March 4 (UPI) -- Reynolds American tobacco began airing new television ads Monday for its Vuse Alto e-cigarettes, as part of a focused effort to help adult smokers quit regular cigarettes and to discourage all use by those underage.
The commercials will appear on cable networks including AMC, CNN and the History Channel. The company said it has placed restrictions on its website to prevent customers from buying more than $80 worth of products per week and three devices per quarter.
"Since we began marketing Vuse in the very beginning, we have been committed to preventing youth use of our vapor products," Christy Canary-Garner, Vuse vice president of consumer marketing, told CNBC.
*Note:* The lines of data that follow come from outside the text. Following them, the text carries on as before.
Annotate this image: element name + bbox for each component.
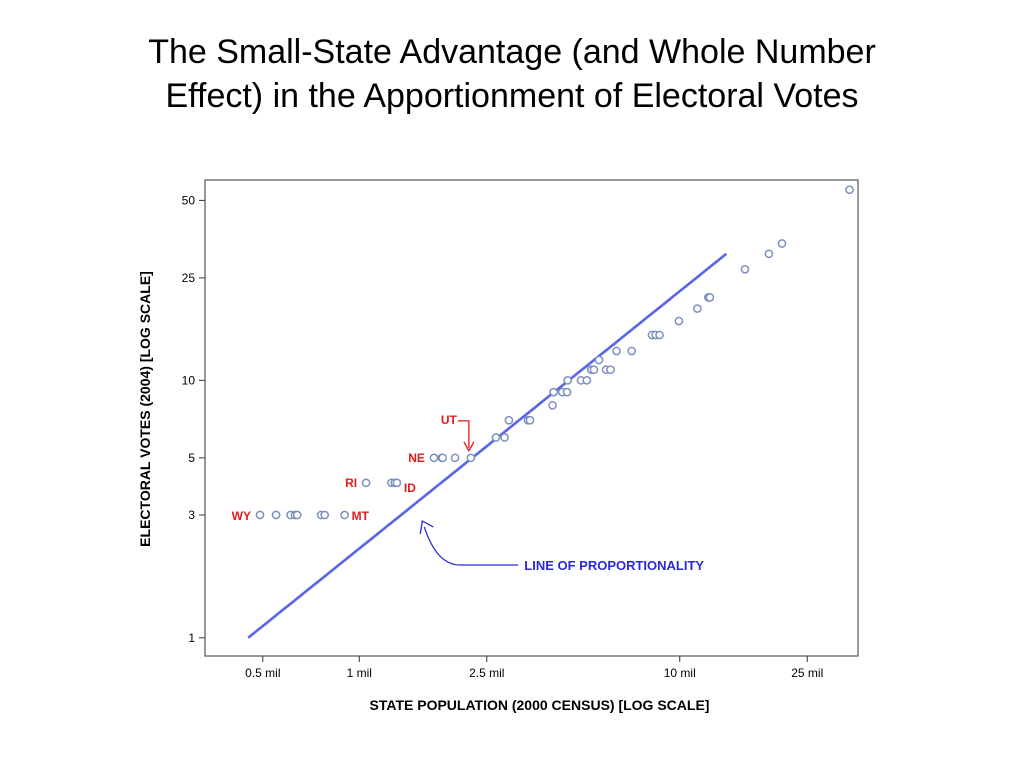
state-point [563, 376, 573, 385]
state-point [845, 185, 854, 195]
x-axis-label: STATE POPULATION (2000 CENSUS) [LOG SCAL… [370, 697, 710, 713]
state-point [594, 355, 604, 365]
proportionality-arrow-head [419, 519, 434, 535]
state-point [705, 293, 715, 302]
state-point [562, 387, 572, 397]
y-tick-label: 1 [188, 631, 195, 645]
state-point [777, 239, 787, 248]
state-point [320, 510, 330, 520]
proportionality-arrow-line [423, 526, 519, 566]
y-tick-label: 25 [182, 271, 196, 285]
slide-title-line-2: Effect) in the Apportionment of Electora… [165, 77, 859, 115]
state-point [740, 264, 750, 274]
state-label-mt: MT [352, 509, 370, 523]
state-point [429, 453, 439, 463]
state-point [612, 346, 621, 356]
proportionality-line [247, 252, 728, 639]
state-point [627, 346, 637, 356]
state-point [674, 316, 684, 326]
state-point [450, 453, 460, 463]
y-axis-label: ELECTORAL VOTES (2004) [LOG SCALE] [137, 271, 153, 547]
ut-arrow-line [457, 420, 470, 448]
slide-title: The Small-State Advantage (and Whole Num… [40, 30, 984, 118]
slide-title-line-1: The Small-State Advantage (and Whole Num… [148, 33, 876, 71]
proportionality-label: LINE OF PROPORTIONALITY [524, 558, 704, 573]
x-tick-label: 25 mil [791, 666, 823, 680]
state-label-ri: RI [345, 476, 357, 490]
state-label-ut: UT [441, 413, 458, 427]
state-point [255, 510, 265, 520]
state-point [655, 330, 664, 340]
state-point [764, 249, 774, 259]
state-point [361, 478, 371, 488]
state-point [589, 365, 599, 375]
ut-arrow-head [463, 441, 475, 453]
state-point [606, 365, 615, 375]
state-point [548, 400, 557, 410]
state-point [500, 433, 509, 442]
y-tick-label: 5 [188, 451, 195, 465]
state-point [582, 376, 592, 385]
x-tick-label: 1 mil [347, 666, 372, 680]
state-point [504, 415, 514, 425]
state-point [549, 387, 558, 397]
state-label-ne: NE [408, 451, 425, 465]
state-point [466, 453, 476, 463]
x-tick-label: 10 mil [664, 666, 696, 680]
x-tick-label: 0.5 mil [245, 666, 280, 680]
state-point [438, 453, 447, 463]
state-point [292, 510, 302, 520]
y-tick-label: 3 [188, 508, 195, 522]
state-point [693, 304, 702, 313]
y-tick-label: 10 [182, 373, 196, 387]
state-point [525, 415, 535, 425]
state-point [271, 510, 281, 520]
state-point [340, 510, 349, 520]
state-label-wy: WY [232, 509, 251, 523]
state-point [491, 433, 501, 442]
x-tick-label: 2.5 mil [469, 666, 504, 680]
state-point [392, 478, 402, 488]
state-label-id: ID [404, 481, 416, 495]
y-tick-label: 50 [182, 193, 196, 207]
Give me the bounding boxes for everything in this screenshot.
"We have 100 years in understanding the adult tobacco consumer, and flavors do play a role in that."
The ads come a little more than three months after U.S. Food and Drug Administration Commissioner Dr. Scott Gottlieb announced new steps to prevent teenage access to flavored tobacco products and banning menthol in cigarettes.
"As a father of three young children, I hear daily from parents and teachers worried about the epidemic use of electronic cigarettes and nicotine addiction among kids," Gottlieb said last November. "As a physician who cared for hospitalized cancer patients, I saw first-hand the devastation that smoking-related diseases had wrought on the lives of patients and their families, and dedicated myself to helping ease this suffering."
E-cigarettes have led to a sizable uptick in teenage nicotine use, due to the availability of fruity flavors and marketing that doesn't reveal vaping still involves nicotine. They have been popular on social media where teen students have posted photos of vaping and tricks.
The FDA ordered British American Tobacco, the parent of Reynolds American and four others, to submit plans within 60 days showing how they will prevent teenagers from using their products.
Gottlieb has said the FDA will fight teenage vaping as long as the results aren't sufficient.
"If the youth use continues to rise, the entire category will face an existential threat," he said.